Open blaylockbk opened 3 years ago
I don't think depending on wgrib2 is necessarily a bad thing. What happens if you want to open a subset of a file that doesn't have an index file associated with it? I would think generating one with wgrib2 would be the easiest way.
Yep, I have thought about building in the ability to create a local index file if one is not found on the network and if wgrib2 is installed. This is a good idea.
It would be very useful to create the local index file using wgrib2. Currently, I'm trying to download RAP historical data - one of those weird years where the index files aren't present. The download (of a subset, which is what I need) is failing due to the lack of index file. Example of a download that's failing:
from herbie.archive import Herbie
from datetime import datetime
D = datetime(2017,3,22,6)
H = Herbie(D, model='rap_historical', product='analysis', save_dir='/tmp/')
datasets = H.xarray("((HGT|UGRD|VGRD):(500|300) mb)|((HGT|UGRD|VGRD|RH|VVEL):(850|700) mb)|((UGRD|VGRD|TMP):(925) mb)|(CAPE:surface)|((MSLMA):mean sea level)")
AssertionError Traceback (most recent call last)
/tmp/ipykernel_246537/3588827135.py in <module>
----> 1 datasets = H.xarray("((HGT|UGRD|VGRD):(500|300) mb)|((HGT|UGRD|VGRD|RH|VVEL):(850|700) mb)|((UGRD|VGRD|TMP):(925) mb)|(CAPE:surface)|((MSLMA):mean sea level)")
2 ds = xr.merge(datasets)
3 ds
~/.conda/envs/radar/lib/python3.9/site-packages/herbie/archive.py in xarray(self, searchString, backend_kwargs, remove_grib, **download_kwargs)
890
891 # Download file if local file does not exists
--> 892 local_file = self.get_localFilePath(searchString=searchString)
893
894 # Only remove grib if it didn't exists before we download it
~/.conda/envs/radar/lib/python3.9/site-packages/herbie/archive.py in get_localFilePath(self, searchString)
522 if searchString is not None:
523 # Reassign the index DataFrame with the requested searchString
--> 524 self.idx_df = self.read_idx(searchString)
525
526 # Get a list of all GRIB message numbers. We will use this
~/.conda/envs/radar/lib/python3.9/site-packages/herbie/archive.py in read_idx(self, searchString)
558 A Pandas DataFrame of the index file.
559 """
--> 560 assert self.idx is not None, f"No index file found for {self.grib}."
561
562 if self.IDX_STYLE == "wgrib2":
AssertionError: No index file found for https://www.ncei.noaa.gov/data/rapid-refresh/access/historical/analysis/201703/20170322/rap_130_20170322_0600_000.grb2.

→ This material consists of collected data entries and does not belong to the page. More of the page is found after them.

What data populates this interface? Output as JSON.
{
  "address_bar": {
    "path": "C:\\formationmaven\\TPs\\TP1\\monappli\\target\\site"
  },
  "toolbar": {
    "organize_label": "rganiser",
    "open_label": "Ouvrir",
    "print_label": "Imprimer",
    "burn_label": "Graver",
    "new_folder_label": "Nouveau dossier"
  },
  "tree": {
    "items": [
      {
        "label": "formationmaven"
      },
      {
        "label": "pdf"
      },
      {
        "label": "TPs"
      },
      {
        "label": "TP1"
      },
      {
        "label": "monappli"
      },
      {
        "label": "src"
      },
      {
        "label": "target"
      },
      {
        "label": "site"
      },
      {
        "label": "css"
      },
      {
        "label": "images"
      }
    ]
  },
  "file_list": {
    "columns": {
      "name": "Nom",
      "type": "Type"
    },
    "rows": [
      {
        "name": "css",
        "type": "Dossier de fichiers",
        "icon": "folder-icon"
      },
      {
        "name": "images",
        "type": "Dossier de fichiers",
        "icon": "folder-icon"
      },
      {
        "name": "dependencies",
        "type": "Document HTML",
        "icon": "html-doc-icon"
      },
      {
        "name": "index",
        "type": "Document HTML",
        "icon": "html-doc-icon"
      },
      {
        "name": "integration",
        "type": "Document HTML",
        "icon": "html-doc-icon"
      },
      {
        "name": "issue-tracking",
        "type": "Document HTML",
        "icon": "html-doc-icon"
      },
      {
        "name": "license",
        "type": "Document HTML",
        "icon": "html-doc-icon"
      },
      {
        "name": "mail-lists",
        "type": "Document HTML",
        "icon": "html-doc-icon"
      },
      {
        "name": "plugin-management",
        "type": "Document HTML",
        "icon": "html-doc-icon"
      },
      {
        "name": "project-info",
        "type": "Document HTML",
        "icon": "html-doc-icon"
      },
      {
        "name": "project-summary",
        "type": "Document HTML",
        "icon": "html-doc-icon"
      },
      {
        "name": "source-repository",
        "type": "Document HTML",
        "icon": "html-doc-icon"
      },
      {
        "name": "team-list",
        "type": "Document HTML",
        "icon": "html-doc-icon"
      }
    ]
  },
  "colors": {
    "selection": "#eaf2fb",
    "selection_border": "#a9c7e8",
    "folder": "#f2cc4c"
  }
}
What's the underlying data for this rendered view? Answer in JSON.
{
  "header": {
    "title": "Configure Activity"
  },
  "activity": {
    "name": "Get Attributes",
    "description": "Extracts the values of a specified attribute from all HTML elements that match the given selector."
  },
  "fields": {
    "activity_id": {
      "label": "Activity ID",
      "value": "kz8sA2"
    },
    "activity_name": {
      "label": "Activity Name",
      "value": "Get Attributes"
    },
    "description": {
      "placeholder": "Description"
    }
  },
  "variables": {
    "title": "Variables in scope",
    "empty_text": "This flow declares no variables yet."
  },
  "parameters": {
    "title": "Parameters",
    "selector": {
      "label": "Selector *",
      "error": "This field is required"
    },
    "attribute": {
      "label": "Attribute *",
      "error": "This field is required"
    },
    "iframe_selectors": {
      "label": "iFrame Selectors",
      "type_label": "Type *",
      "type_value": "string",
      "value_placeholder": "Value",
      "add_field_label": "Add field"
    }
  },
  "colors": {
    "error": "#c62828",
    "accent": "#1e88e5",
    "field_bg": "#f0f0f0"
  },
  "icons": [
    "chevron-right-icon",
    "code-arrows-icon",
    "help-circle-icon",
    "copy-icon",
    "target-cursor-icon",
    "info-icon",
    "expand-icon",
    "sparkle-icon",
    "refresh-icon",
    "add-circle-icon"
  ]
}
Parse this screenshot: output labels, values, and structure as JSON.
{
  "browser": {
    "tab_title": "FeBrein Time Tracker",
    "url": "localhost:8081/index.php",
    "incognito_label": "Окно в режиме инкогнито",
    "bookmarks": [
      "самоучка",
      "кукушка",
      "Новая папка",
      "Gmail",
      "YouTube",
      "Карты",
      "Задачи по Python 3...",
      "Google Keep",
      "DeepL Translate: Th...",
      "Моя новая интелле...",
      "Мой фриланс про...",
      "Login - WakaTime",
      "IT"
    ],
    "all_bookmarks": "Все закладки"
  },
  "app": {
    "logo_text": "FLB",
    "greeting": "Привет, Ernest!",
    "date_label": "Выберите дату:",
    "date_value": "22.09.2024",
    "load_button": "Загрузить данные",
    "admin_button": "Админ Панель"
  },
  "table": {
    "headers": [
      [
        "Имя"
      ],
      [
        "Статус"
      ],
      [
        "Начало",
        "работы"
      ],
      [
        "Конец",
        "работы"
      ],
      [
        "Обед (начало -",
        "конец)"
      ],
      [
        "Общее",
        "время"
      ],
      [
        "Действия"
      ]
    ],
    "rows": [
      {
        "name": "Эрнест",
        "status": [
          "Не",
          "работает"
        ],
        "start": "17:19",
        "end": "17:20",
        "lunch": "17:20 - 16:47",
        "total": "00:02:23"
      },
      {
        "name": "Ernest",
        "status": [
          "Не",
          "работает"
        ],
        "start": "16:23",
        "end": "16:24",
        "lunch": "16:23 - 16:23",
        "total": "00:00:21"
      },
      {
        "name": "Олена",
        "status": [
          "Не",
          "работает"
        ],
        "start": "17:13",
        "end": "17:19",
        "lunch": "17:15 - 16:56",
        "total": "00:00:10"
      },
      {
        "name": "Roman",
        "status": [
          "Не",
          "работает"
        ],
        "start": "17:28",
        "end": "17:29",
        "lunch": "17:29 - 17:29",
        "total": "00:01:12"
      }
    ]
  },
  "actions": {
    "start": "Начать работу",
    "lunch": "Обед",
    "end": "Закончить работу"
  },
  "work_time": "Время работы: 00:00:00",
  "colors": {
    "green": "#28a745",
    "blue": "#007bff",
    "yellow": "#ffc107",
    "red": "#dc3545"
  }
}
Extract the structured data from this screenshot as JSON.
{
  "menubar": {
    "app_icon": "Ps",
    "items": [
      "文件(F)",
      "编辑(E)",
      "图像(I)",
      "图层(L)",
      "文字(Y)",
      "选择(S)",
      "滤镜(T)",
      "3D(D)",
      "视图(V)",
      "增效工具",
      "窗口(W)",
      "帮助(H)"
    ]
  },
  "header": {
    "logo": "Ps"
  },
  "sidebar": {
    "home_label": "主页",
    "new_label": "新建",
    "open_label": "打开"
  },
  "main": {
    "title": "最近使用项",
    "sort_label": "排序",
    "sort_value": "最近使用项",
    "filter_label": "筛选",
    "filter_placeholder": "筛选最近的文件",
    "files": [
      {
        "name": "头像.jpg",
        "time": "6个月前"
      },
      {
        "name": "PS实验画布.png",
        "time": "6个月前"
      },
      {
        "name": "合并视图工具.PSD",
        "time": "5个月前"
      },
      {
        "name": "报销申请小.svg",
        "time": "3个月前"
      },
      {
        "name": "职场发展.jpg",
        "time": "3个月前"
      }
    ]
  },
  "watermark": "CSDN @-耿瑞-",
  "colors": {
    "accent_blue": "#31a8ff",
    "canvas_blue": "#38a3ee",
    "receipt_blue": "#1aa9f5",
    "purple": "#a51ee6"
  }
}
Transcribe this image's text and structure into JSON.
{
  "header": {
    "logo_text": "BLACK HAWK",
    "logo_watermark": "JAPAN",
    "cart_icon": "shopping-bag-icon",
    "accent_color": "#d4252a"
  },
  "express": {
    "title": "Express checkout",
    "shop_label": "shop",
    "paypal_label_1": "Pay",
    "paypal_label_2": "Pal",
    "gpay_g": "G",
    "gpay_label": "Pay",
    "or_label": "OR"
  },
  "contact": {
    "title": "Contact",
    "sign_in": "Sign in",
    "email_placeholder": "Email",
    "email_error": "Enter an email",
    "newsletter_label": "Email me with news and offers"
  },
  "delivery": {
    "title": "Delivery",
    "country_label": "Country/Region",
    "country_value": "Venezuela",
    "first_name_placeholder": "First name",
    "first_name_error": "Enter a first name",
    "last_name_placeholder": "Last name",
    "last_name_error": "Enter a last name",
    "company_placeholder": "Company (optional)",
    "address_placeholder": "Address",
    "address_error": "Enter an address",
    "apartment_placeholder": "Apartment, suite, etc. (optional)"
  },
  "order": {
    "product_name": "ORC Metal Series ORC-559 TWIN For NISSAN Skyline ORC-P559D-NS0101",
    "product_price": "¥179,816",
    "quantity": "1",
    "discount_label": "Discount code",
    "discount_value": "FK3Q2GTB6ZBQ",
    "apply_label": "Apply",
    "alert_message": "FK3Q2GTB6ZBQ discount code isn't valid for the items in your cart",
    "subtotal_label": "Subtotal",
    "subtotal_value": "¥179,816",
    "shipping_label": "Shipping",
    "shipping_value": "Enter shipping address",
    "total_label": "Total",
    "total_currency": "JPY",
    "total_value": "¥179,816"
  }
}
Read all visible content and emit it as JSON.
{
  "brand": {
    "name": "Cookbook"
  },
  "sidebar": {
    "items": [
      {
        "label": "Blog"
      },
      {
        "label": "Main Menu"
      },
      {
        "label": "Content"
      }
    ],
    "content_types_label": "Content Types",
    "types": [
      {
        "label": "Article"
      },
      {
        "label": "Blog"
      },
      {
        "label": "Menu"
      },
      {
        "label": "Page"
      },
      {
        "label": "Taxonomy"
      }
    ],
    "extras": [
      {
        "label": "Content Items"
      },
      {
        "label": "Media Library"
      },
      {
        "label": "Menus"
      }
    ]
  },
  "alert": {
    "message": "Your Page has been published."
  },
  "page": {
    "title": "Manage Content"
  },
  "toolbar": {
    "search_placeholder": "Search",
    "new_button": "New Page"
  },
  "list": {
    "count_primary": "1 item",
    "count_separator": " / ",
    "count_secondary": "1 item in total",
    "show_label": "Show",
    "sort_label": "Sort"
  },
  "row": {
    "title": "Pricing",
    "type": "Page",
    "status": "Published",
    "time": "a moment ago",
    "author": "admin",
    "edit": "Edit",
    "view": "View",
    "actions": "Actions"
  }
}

Hi @karlwx, I'll have to find some time to look into this.
One thing to remember: wgrib2 can only make an index of a local file. If there isn't an index file on the remote, we need a local copy of the file to make the index.
In other words, this doesn't work:
wgrib2 https://nomads.ncep.noaa.gov/pub/data/nccf/com/hrrr/prod/hrrr.20220711/conus/hrrr.t00z.wrfnatf00.grib2
*** FATAL ERROR: missing input file https://nomads.ncep.noaa.gov/pub/data/nccf/com/hrrr/prod/hrrr.20220711/conus/hrrr.t00z.wrfnatf00.grib2 ***
The current main branch of Herbie does make index files "on the fly" if there is a local copy of the full file. In your case, you would need to download the full file first...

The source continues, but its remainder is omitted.